Dissertation Identification Of Human Novel Genes And Protein Sequence Motifs

Present dissertation consists of three parts: the first part describes the silicon cloning and subsequent experimental pilot functional analysis of 154 human novel genes; the second part describes the in silico analysis of gene expression data of 17 human tissues, as well as the third part describes the identification of two novel protein sequence motifs.In the work described in the first part, mainly via ESTs strategy, combined with some other methods proposed by author, the author predicted and isolated 154 novel human cDNA genes, about 1/3 of which have been verified by subsequent PCR amplification in various human tissues. Experimental verification of other genes is going on. These genes cover a wide range of types according to their different functions, which are postulated to be involved in diverse life processions.

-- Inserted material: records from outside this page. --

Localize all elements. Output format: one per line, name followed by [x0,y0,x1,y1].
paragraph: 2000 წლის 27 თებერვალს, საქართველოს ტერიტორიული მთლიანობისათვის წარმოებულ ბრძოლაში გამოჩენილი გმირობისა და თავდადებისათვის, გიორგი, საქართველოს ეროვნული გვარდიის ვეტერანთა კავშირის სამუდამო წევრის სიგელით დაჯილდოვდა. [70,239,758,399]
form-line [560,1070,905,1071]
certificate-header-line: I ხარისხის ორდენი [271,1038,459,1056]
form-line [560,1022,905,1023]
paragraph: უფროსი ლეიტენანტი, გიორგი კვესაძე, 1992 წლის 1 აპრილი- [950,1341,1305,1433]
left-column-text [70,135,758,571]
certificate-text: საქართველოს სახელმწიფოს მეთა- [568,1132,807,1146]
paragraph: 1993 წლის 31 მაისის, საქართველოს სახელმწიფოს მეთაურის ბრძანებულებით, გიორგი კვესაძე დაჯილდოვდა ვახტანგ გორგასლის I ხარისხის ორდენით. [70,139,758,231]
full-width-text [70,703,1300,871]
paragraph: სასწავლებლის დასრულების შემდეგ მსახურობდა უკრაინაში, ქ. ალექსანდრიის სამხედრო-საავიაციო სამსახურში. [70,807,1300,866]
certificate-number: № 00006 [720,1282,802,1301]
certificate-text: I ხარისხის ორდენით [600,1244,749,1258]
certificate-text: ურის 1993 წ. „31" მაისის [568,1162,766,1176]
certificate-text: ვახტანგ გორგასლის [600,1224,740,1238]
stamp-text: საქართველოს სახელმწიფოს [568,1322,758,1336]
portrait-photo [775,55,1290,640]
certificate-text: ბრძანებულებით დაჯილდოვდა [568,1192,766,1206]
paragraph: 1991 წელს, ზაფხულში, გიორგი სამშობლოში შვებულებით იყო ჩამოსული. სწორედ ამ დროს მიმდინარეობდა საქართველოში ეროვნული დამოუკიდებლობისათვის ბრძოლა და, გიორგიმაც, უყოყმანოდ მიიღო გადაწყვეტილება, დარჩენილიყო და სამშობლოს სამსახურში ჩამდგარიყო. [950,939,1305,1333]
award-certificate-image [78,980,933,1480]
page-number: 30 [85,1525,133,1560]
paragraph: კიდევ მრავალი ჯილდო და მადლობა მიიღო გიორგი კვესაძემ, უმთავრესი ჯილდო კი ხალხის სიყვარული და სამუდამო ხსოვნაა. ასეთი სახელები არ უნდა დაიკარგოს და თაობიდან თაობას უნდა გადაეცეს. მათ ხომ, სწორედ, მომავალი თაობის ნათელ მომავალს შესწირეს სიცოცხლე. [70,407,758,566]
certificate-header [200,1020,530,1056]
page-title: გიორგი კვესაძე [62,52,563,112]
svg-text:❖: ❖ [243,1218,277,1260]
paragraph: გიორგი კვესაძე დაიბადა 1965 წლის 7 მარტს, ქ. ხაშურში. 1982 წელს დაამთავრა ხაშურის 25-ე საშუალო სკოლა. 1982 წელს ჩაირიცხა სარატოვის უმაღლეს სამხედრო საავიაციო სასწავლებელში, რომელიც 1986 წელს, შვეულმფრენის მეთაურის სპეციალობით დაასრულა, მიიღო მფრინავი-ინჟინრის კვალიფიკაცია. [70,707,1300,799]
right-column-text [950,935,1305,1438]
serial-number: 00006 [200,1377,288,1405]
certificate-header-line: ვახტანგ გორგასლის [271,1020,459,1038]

The putative proteins of these genes were classified according to both GO and Panther methods. These genes are a valuable reservoir for further investigation and potential for related application. The identification and pilot functional analysis of human RAB41 and some other genes, e.g., RAB41, ASB-17, LPAAT-ζ s. well as GLYTK-1 and GLYCTK2 were introduced as examples, to elucidate various recruited cloning methods.In the second part, the author analyzed the gene expression data of 760 Unigenes among human 17 tissues via digital differential display approach. And the results indicated that human brain and testis exhibits a most similar gene expression pattern, which implies that both human brain and testis might play important roles in human speciation and evolution.In the third part, the identification of two novel protein sequence motifs MANSC and MPPN was introduced. MANSC is present exclusively in multiple cell animal membrane or extracellular proteins, including low density lipoprotein receptor-related protein 11 (LRP-11), Hepatocyte growth factor activator inhibitor 1 (HAI-1) and some other unknown membrane or extracellular proteins. We postulate that the MANSC domain in HAI-1 might function through binding with hepatocyte growth factor activator (HGFA) and matriptase. MPPN is highly related to the known domain rrm which serves to recognize and bind RNA molecules, thereby we predicted that MPPN carries out the similar roles to rrm with potent roles in cell cycle.